OBJECTIVES: The herbal drug aristolochic acid (AA) derived from Aristolochia species has been shown to be the cause of aristolochic acid nephropathy (AAN), Balkan endemic nephropathy (BEN) and their urothelial malignancies. One of the common features of AAN and BEN is that not all individuals exposed to AA suffer from nephropathy and tumor development. One cause for these different responses may be individual differences in the activities of the enzymes catalyzing the biotransformation of AA. Thus, the identification of enzymes principally involved in the metabolism of AAI, the major toxic component of AA, and detailed knowledge of their catalytic specificities is of major importance. Human cytochrome P450 (CYP) 1A1 and 1A2 enzymes were found to be responsible for the AAI reductive activation to form AAI-DNA adducts, while its structurally related analogue, CYP1B1 is almost without such activity. However, knowledge of the differences in mechanistic details of CYP1A1-, 1A2-, and 1B1- mediated reduction is still lacking. Therefore, this feature is the aim of the present study.
METHODS: Molecular modeling capable of evaluating interactions of AAI with the active site of human CYP1A1, 1A2 and 1B1 under the reductive conditions was used. In silico docking, employing soft-soft (flexible) docking procedure was used to study the interactions of AAI with the active sites of these human enzymes.
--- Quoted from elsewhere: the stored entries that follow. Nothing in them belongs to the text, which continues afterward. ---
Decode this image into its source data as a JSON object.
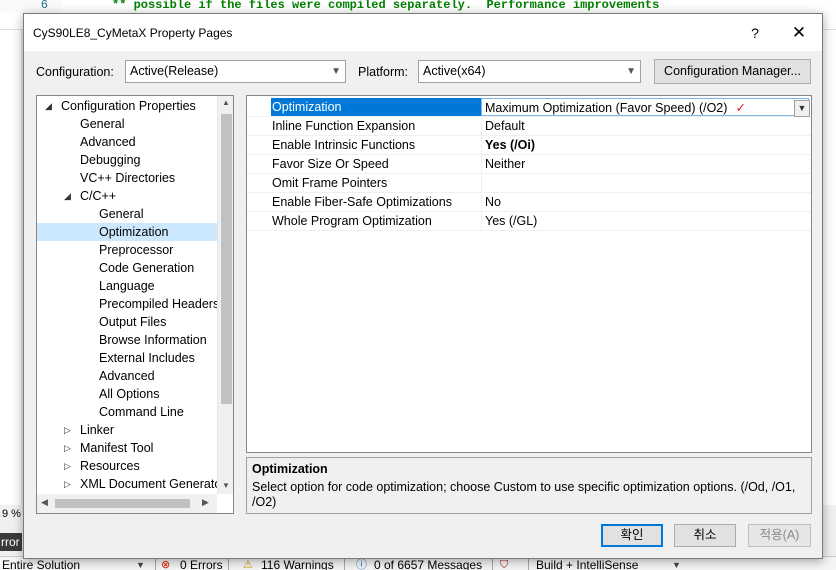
{
  "background": {
    "line_number": "6",
    "code_line1": "** possible if the files were compiled separately.  Performance improvements",
    "zoom": "9 %",
    "error_tab": "rror",
    "status": {
      "scope": "Entire Solution",
      "errors": "0 Errors",
      "warnings": "116 Warnings",
      "messages": "0 of 6657 Messages",
      "build": "Build + IntelliSense"
    }
  },
  "dialog": {
    "title": "CyS90LE8_CyMetaX Property Pages",
    "help": "?",
    "close": "✕",
    "configuration_label": "Configuration:",
    "configuration_value": "Active(Release)",
    "platform_label": "Platform:",
    "platform_value": "Active(x64)",
    "config_manager": "Configuration Manager..."
  },
  "tree": [
    {
      "label": "Configuration Properties",
      "level": 0,
      "toggle": "expanded"
    },
    {
      "label": "General",
      "level": 1
    },
    {
      "label": "Advanced",
      "level": 1
    },
    {
      "label": "Debugging",
      "level": 1
    },
    {
      "label": "VC++ Directories",
      "level": 1
    },
    {
      "label": "C/C++",
      "level": 1,
      "toggle": "expanded"
    },
    {
      "label": "General",
      "level": 2
    },
    {
      "label": "Optimization",
      "level": 2,
      "selected": true
    },
    {
      "label": "Preprocessor",
      "level": 2
    },
    {
      "label": "Code Generation",
      "level": 2
    },
    {
      "label": "Language",
      "level": 2
    },
    {
      "label": "Precompiled Headers",
      "level": 2
    },
    {
      "label": "Output Files",
      "level": 2
    },
    {
      "label": "Browse Information",
      "level": 2
    },
    {
      "label": "External Includes",
      "level": 2
    },
    {
      "label": "Advanced",
      "level": 2
    },
    {
      "label": "All Options",
      "level": 2
    },
    {
      "label": "Command Line",
      "level": 2
    },
    {
      "label": "Linker",
      "level": 1,
      "toggle": "collapsed"
    },
    {
      "label": "Manifest Tool",
      "level": 1,
      "toggle": "collapsed"
    },
    {
      "label": "Resources",
      "level": 1,
      "toggle": "collapsed"
    },
    {
      "label": "XML Document Generato",
      "level": 1,
      "toggle": "collapsed"
    }
  ],
  "properties": [
    {
      "name": "Optimization",
      "value": "Maximum Optimization (Favor Speed) (/O2)",
      "selected": true
    },
    {
      "name": "Inline Function Expansion",
      "value": "Default"
    },
    {
      "name": "Enable Intrinsic Functions",
      "value": "Yes (/Oi)",
      "bold": true
    },
    {
      "name": "Favor Size Or Speed",
      "value": "Neither"
    },
    {
      "name": "Omit Frame Pointers",
      "value": ""
    },
    {
      "name": "Enable Fiber-Safe Optimizations",
      "value": "No"
    },
    {
      "name": "Whole Program Optimization",
      "value": "Yes (/GL)"
    }
  ],
  "description": {
    "title": "Optimization",
    "text": "Select option for code optimization; choose Custom to use specific optimization options.     (/Od, /O1, /O2)"
  },
  "buttons": {
    "ok": "확인",
    "cancel": "취소",
    "apply": "적용(A)"
  },
  "colors": {
    "selection": "#0078d7",
    "tree_selection": "#cce8ff",
    "checkmark": "#e81123"
  }
}
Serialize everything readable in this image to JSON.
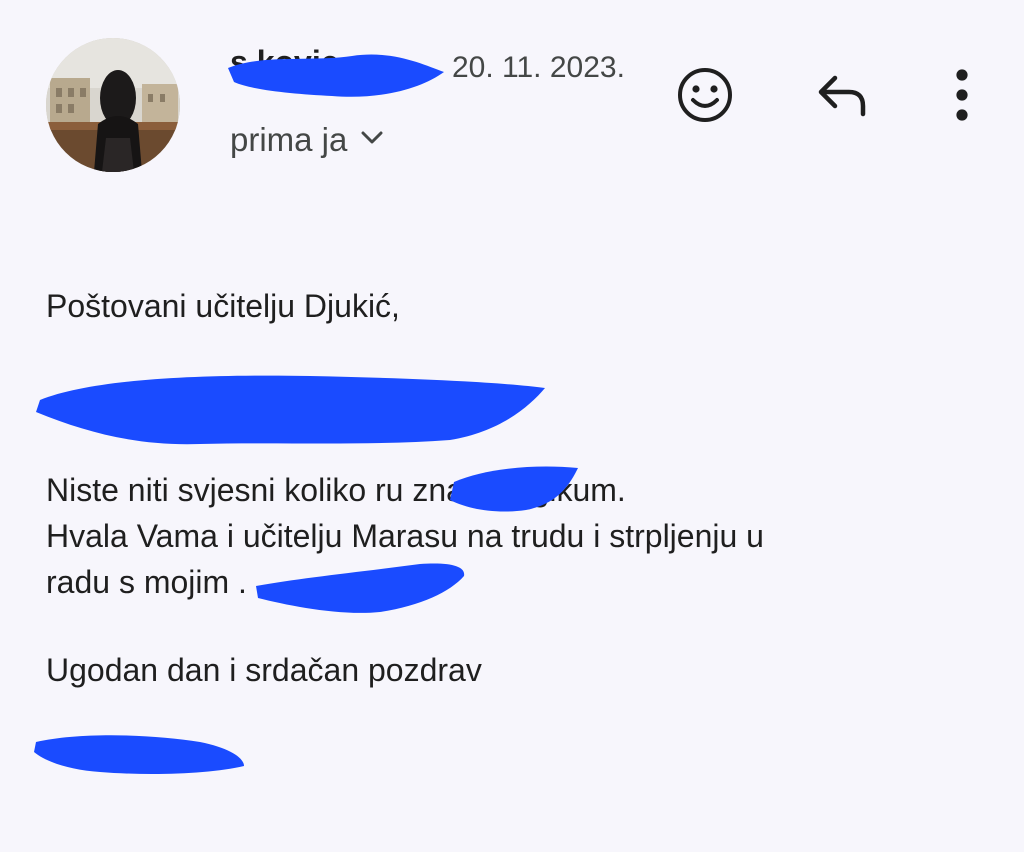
{
  "header": {
    "sender_name": "s      kovic",
    "date": "20. 11. 2023.",
    "recipient_label": "prima ja",
    "icons": {
      "avatar": "sender-avatar-photo",
      "chevron": "chevron-down-icon",
      "emoji": "add-reaction-icon",
      "reply": "reply-icon",
      "more": "more-vert-icon"
    }
  },
  "message": {
    "greeting": "Poštovani učitelju Djukić,",
    "paragraph_line1": "Niste niti svjesni  koliko       ru znači Logikum.",
    "paragraph_line2": "Hvala Vama i učitelju Marasu na trudu i strpljenju u",
    "paragraph_line3": "radu s mojim                 .",
    "closing": "Ugodan dan i srdačan pozdrav"
  },
  "colors": {
    "background": "#f7f6fc",
    "text": "#1f1f1f",
    "secondary_text": "#444746",
    "redaction": "#1a4bff"
  }
}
RESULTS: The predicted binding free energies and distances between an AAI ligand and a heme cofactor are similar for all CYPs evaluated. AAI also binds to the active sites of CYP1A1, 1A2 and 1B1 in similar orientations. The carboxylic group of AAI is in the binding position situated directly above heme iron. This ligand orientation is in CYP1A1/1A2 further stabilized by two hydrogen bonds; one between an oxygen atom of the AAI nitro-group and the hydroxyl group of Ser122/Thr124; and the second bond between an oxygen atom of dioxolane ring of AAI and the hydroxyl group of Thr497/Thr498. For the CYP1B1:AAI complex, however, any hydrogen bonding of the nitro-group of AAI is prevented as Ser122/Thr124 residues are in CYP1B1 protein replaced by hydrophobic residue Ala133.
CONCLUSION: The experimental observations indicate that CYP1B1 is more than 10× less efficient in reductive activation of AAI than CYP1A2. The docking simulation however predicts the binding pose and binding energy of AAI in the CYP1B1 pocket to be analogous to that found in CYP1A1/2. We believe that the hydroxyl group of S122/T124 residue, with its polar hydrogen placed close to the nitro group of the substrate (AAI), is mechanistically important, for example it could provide a proton required for the stepwise reduction process. The absence of a suitable proton donor in the AAI-CYP1B1 binary complex could be the key difference, as the nitro group is in this complex surrounded only by the hydrophobic residues with potential hydrogen donors not closer than 5 Å.